As it turned out, there was no reason for excitement. Since both Stricklands had already filed to fun for a different office, they could not legally change their minds and run for Congress. And since Gallegly had already filed his papers, he could not legally back out and have his name stricken from the ballot. It the end, Gallegly changed his mind, ran again and was easily re-elected.
This time around, there is inevitable speculation that Gallegly might follow through and actually retire — but not make an announcement ahead of time. That would force the hand of the Stricklands, who would have to file by 5 p.m. March 7 in order for Tony to run for the state Senate and for Audra to run for re-election.
The confusion in 2006 stirred the Legislature to pass what some have dubbed "Elton's law" -- a change in the Elections Code that extends the candidate-filing period for a week if an incumbent member of Congress does not file for re-election. That means that in 2008, if Gallegly chose to retire at the very last minute he would make it impossible for either of the Stricklands to run for the office. It would then be possible for a successor more to his liking to step forward and file candidacy papers the following week.

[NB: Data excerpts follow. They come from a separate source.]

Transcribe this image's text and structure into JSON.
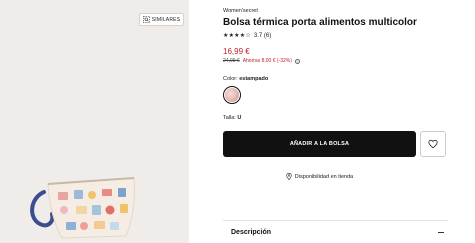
{
  "gallery": {
    "similar_label": "SIMILARES",
    "similar_icon": "image-search-icon"
  },
  "product": {
    "brand": "Women'secret",
    "title": "Bolsa térmica porta alimentos multicolor",
    "stars": "★★★★☆",
    "rating_text": "3.7 (6)",
    "price": "16,99 €",
    "old_price": "24,99 €",
    "savings": "Ahorras 8,00 € (-32%)",
    "color_prefix": "Color: ",
    "color_value": "estampado",
    "size_prefix": "Talla: ",
    "size_value": "U",
    "add_to_bag_label": "AÑADIR A LA BOLSA",
    "stock_text": "Disponibilidad en tienda",
    "description_label": "Descripción"
  },
  "colors": {
    "price_red": "#c0202f",
    "button_black": "#111111",
    "gallery_bg": "#f0ecea"
  }
}
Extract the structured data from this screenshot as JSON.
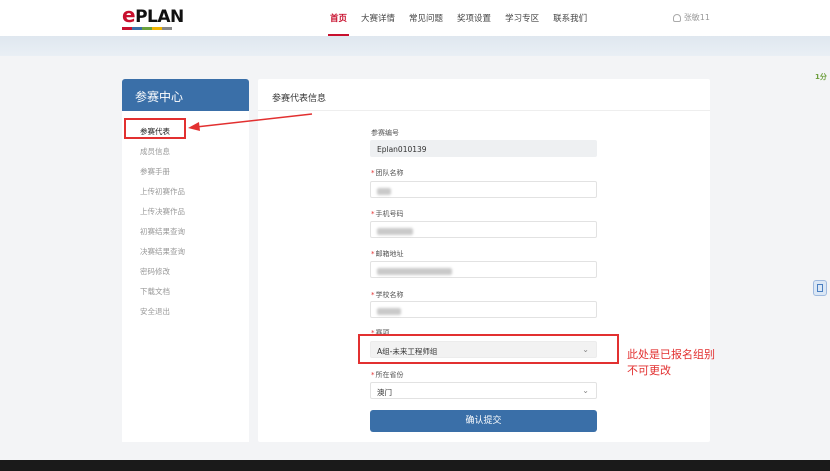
{
  "header": {
    "logo_text": "PLAN",
    "logo_e": "e",
    "nav": [
      "首页",
      "大赛详情",
      "常见问题",
      "奖项设置",
      "学习专区",
      "联系我们"
    ],
    "user": "张敏11"
  },
  "sidebar": {
    "title": "参赛中心",
    "items": [
      "参赛代表",
      "成员信息",
      "参赛手册",
      "上传初赛作品",
      "上传决赛作品",
      "初赛结果查询",
      "决赛结果查询",
      "密码修改",
      "下载文档",
      "安全退出"
    ]
  },
  "main": {
    "title": "参赛代表信息",
    "fields": {
      "id": {
        "label": "参赛编号",
        "value": "Eplan010139"
      },
      "team": {
        "label": "团队名称"
      },
      "phone": {
        "label": "手机号码"
      },
      "email": {
        "label": "邮箱地址"
      },
      "school": {
        "label": "学校名称"
      },
      "track": {
        "label": "赛项",
        "value": "A组-未来工程师组"
      },
      "province": {
        "label": "所在省份",
        "value": "澳门"
      }
    },
    "required_mark": "*",
    "submit_label": "确认提交"
  },
  "annotation": {
    "line1": "此处是已报名组别",
    "line2": "不可更改"
  },
  "float_left_text": "1分",
  "colors": {
    "brand": "#c8102e",
    "accent": "#3a6fa8",
    "annotation": "#e23030"
  }
}
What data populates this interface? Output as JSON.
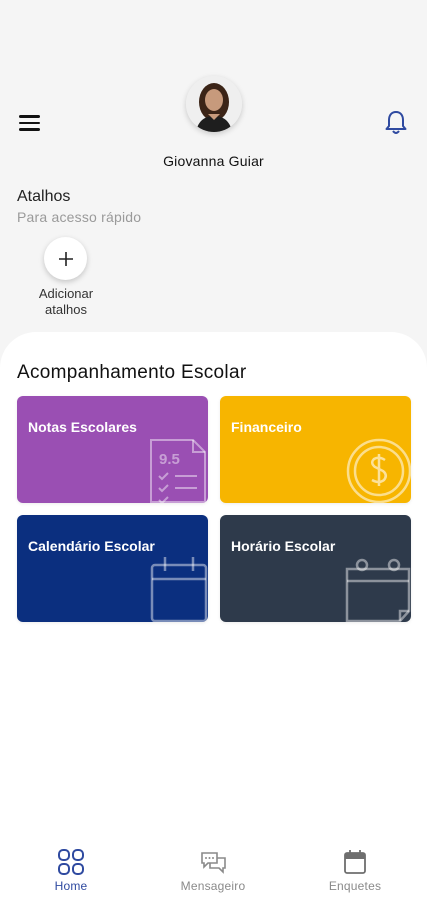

Tony Strickland will not have the luxury of waiting, because the office he is seeking -- that now held by Sen. Tom McClintock -- would not have an extended filing period. The extension does not apply in cases in which the incumbent is disqualified by term limits from seeking re-election.
The bottom line is that all three — and some other potential candidates as well -- could find themselves waiting around the county Elections Division office on March 7 waiting to see what the others will do. They would also have to have a battalion of supporters standing by to sign their candidacy papers.
Of course, Gallegly could put an end to the suspense by filing his candidacy papers early. But the congressman might relish the idea of keeping everyone else guessing.